The event, which was sponsored by 15 to 1: Jermaine Kearse Foundation, included tours of the Capitol Campus and an opportunity for families to meet Gov. Jay Inslee and state lawmakers.
“We’re incredibly thankful to have his (Kearse’s) partnership and to have the passion he has for military youth and children extended to us,” said Sarah Vargo, support coordinator with the U.S. Army Survivor Outreach Services. “This is something he is doing out of his own passion and love.”
Kearse, a Lakes High School and University of Washington alumnus, was raised in a military family, and his father and stepfather were stationed at Joint Base Lewis-McChord.
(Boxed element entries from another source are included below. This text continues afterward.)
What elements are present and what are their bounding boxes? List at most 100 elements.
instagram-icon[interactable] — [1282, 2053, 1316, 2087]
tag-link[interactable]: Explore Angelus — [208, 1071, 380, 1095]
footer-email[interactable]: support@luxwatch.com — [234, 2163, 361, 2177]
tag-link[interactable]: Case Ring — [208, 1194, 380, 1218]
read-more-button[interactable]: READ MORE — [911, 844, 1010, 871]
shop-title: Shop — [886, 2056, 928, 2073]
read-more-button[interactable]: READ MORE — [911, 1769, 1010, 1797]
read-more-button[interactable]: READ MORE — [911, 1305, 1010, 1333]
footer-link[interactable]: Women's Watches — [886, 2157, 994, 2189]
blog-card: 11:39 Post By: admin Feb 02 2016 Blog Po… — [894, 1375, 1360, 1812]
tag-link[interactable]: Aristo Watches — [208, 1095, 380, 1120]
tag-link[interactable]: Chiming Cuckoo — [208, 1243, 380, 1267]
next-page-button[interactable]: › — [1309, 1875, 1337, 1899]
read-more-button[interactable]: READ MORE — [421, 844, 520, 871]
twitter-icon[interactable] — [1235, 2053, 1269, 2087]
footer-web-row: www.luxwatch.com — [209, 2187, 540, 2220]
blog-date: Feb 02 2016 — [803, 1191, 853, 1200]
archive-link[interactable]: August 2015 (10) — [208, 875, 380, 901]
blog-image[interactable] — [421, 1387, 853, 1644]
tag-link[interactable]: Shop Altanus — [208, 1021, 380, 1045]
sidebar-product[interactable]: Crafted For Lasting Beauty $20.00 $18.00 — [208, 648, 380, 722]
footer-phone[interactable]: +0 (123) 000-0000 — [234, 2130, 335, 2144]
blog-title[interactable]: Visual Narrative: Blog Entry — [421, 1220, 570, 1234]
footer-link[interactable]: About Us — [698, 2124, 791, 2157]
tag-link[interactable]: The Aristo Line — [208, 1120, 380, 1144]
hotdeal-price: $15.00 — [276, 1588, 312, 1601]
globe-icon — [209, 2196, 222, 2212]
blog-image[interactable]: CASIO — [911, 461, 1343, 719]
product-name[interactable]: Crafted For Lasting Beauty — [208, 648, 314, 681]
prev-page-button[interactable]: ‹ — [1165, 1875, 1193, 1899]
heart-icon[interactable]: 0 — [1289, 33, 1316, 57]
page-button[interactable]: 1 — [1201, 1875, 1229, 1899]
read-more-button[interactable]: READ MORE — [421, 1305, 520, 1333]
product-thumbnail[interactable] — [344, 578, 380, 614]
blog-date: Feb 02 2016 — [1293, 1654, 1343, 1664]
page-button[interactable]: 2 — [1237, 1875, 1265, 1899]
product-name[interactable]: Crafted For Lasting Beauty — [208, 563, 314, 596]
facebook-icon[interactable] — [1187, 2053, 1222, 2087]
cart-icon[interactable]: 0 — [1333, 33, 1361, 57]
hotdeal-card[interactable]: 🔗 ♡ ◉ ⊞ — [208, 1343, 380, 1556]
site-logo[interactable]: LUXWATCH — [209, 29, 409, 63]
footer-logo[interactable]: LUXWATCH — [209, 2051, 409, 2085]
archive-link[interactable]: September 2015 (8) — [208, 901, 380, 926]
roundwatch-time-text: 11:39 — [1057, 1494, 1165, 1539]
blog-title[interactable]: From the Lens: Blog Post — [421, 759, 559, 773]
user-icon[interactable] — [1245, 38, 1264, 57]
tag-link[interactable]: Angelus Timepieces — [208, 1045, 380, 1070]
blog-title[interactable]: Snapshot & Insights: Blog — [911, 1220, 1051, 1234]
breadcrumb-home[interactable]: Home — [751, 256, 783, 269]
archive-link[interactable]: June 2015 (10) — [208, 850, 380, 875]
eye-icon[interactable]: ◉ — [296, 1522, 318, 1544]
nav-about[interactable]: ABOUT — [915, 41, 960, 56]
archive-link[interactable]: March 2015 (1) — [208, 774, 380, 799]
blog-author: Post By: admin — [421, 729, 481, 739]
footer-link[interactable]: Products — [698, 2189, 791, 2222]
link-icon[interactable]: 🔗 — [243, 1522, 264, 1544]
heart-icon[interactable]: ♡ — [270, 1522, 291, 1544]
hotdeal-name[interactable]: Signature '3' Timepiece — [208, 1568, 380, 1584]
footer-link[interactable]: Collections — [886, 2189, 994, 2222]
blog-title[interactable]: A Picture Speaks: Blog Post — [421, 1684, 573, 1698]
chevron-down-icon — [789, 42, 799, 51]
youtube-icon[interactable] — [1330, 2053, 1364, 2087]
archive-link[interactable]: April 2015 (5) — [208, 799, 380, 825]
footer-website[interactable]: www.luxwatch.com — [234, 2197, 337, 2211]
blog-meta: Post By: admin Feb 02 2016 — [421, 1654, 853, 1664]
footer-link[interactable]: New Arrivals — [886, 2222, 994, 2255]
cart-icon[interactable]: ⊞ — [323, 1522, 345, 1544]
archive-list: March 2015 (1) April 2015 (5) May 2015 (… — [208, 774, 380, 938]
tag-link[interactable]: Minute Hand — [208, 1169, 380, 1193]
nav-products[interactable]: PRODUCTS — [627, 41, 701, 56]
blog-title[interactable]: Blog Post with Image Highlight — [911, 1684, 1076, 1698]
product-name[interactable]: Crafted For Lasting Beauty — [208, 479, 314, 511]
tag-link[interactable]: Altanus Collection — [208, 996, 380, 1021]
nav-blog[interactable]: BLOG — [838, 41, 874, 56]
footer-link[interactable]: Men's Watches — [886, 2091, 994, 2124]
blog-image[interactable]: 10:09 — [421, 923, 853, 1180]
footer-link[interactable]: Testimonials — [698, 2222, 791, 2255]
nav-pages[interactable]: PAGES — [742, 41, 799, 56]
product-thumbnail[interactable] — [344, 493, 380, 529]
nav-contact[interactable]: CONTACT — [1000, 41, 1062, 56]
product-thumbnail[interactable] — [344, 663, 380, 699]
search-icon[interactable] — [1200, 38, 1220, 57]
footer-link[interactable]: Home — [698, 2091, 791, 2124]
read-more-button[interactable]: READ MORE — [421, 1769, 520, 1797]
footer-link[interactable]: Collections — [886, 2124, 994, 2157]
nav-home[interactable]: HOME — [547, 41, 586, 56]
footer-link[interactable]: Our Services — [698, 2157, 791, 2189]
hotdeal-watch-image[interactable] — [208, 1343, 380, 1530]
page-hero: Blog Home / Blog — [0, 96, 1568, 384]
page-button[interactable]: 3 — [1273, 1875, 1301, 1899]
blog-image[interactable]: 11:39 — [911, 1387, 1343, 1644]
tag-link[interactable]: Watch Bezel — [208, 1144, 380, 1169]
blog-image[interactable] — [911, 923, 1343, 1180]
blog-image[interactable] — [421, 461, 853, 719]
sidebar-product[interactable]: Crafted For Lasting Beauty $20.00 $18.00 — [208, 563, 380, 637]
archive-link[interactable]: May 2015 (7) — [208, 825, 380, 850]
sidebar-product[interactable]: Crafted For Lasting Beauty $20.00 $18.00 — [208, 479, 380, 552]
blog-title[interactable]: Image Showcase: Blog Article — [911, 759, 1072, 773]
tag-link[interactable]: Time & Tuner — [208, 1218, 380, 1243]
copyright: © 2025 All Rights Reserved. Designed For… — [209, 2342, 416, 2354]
He said he established the nonprofit that supports youths in military families to “give back to the community I was able to be a part of.”
During the reception, Kearse said he’s grateful for the Gold Star Kids.
“(I want) to let them know that they’re not alone, and I have their back,” he said, adding he is behind them 100 percent, as if they were his Seahawks teammates.
Kearse is due to become an unrestricted free agent March 9 unless the Seahawks sign him to an extension before then. He didn’t talk about his career options at Monday’s reception, but his fans did.
“Love that he’s a hometown player,” said Gold Star wife Catherine Trujillo Adriaansen, 30, of Bremerton, whose husband died of a service-related traumatic brain injury in April 2014. “We definitely want him to stay.”
Her son, Brian Trujillo, 13, wore a Kearse jersey to Monday’s event.
What was it like to meet one of his favorite NFL players?
“Amazing,” Trujillo said with a grin.
Michelle Kane, 37, of Allyn, said she believes Kearse’s involvement will help strengthen local Gold Star Kids and family programs. Her husband, Staff Sgt. Joseph Kane, died almost a decade ago during his second deployment to Iraq.
“To have somebody like Jermaine Kearse who has a major voice for this is pretty impressive,” Kane said. “We have (Gold Star) friends who live in other states, and their voice has been much bigger, but Washington state just hasn’t gotten there yet.
“And with his help, we will get there.”